Die meisten in Kroatien lebenden Tiere sind für Europa typische Arten, was jedoch in vielen Ländern vollständig ausgerottet oder äußerst selten ist. Dies gilt vor allem für den Braunbären und den Luchs, nach dem der Nationalpark Risnjak benannt ist. Die Gämse überlebte in den höchsten Gebirgsteilen, und Hirsche leben in den Wäldern des ganzen Landes, Hirsch, Damwild und Wildschweine.

Das Dorf Kutarevo im Velebit-Gebirge wurde berühmt durch das Projekt eines Tierheims für Bärenwaisen von Müttern. Die Kleinen leben hier unter natürlichen Bedingungen – in großen eingezäunten Bereichen, wo sie selbst Lebensmittel finden müssen, die von ihren Hausmeistern versteckt werden. Dank dessen haben sie die Möglichkeit zu lernen, wie man selbst Essen bekommt.

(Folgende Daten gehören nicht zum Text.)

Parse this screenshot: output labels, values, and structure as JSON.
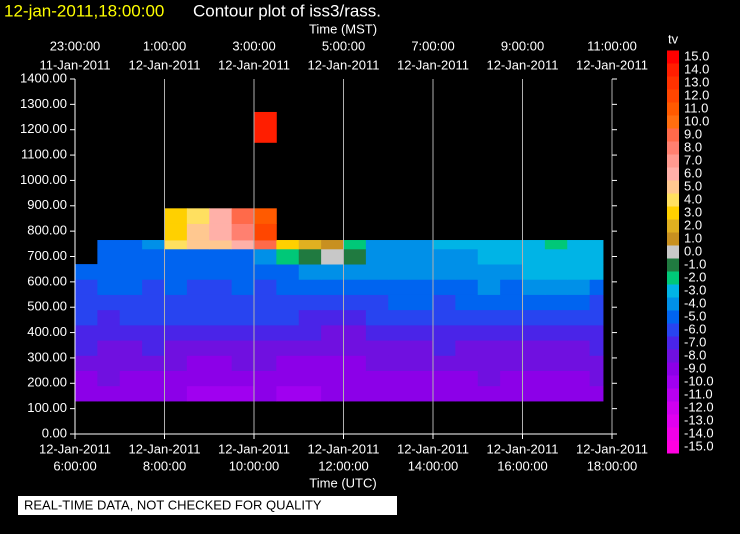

Wölfe tauchen auch in der Nähe des Nationalparks Plitvicer Seen auf. Zahlreiche Höhlen und Grotten werden von mehreren Dutzend Fledermausarten bewohnt. Die größten - Molosser - haben Flügel mit einer Spannweite von rd. 40 cm.

Die Welt der Vögel ist reich. Die bekanntesten sind die Aasfresser-Gänsegeier – Attraktion der Insel Cres. Ihre Flügelspannweite kann überschreiten 2,5 m, Gewicht kommt zu 7 kg; Sie können Aas sogar aus einer Entfernung von mehreren Kilometern erkennen. Große Greifvögel sind der Seeadler, Reichsadler, Steinadler, Wanderfalken, Fischadler. Pelikane leben im Süden des Landes. Ihre Konkurrenten bei der Fischjagd sind unter anderem. czaple, ibisy, Kraniche und Flamingos.

Eidechsen sonnen sich oft zwischen den Kalksteinfelsen. Sie sind in der Regel geringfügig, aber manchmal kann man eine seltene dreifache Eidechse entdecken, die eine Länge von ca. erreicht. 40 cm. Reptilien werden auch von der Zickzackotter und der Aesculapian Snake vertreten.

Er lebt an der Adria 370 Fischarten, Mindest. Sardinen (inćun), Makrele (skuśa), Thunfisch (tunj) oder ein Skorpion mit Giftstacheln auf dem Rücken. Octopus bewohnt die mit Spalten bedeckten Unterwasserfelsen, Venusmuscheln, Schwämme, Schnecken, Norden, Hummer und Tintenfische. Viele von ihnen können in der Ozeanaria gesehen werden, Mindest. in Dubrovnik, Puli oder Poreć. Menschen, die an der Adria baden, kommen häufig mit Seeigeln in Kontakt, deren Stacheln in die Füße unvorsichtiger Badebegeisterter stecken. Manchmal machen sich kleine Haie auf den Weg in kroatische Gewässer, und alle paar Jahre kommen streunende Wale hierher. Ständige Bewohner der lokalen Gewässer sind Tümmler, Das ist rund um die Inseln Losinj und Cres zu sehen. Sie können von der Fähre oder während einer Seetour mit dem Boot gesehen werden.

In Kroatien wurden acht Nationalparks eingerichtet: Brijuni, Kornati , Krka, Mljet, Paklenica, Plitvicer Seen , Risnjak, Nördlicher Velebit. Es ist auch 10 Naturparks und Naturschutzgebiete - 32 Wald (z.B.. Insel Lokrum in der Nähe von Dubrovnik), 9 Botanicals (z.B.. ein Bestand an wilden Oliven in der Stadt Lun auf der Insel Pag) und 16 ornithologisch (z.B.. Teil der Insel Krk, zwei auf der Insel Cres).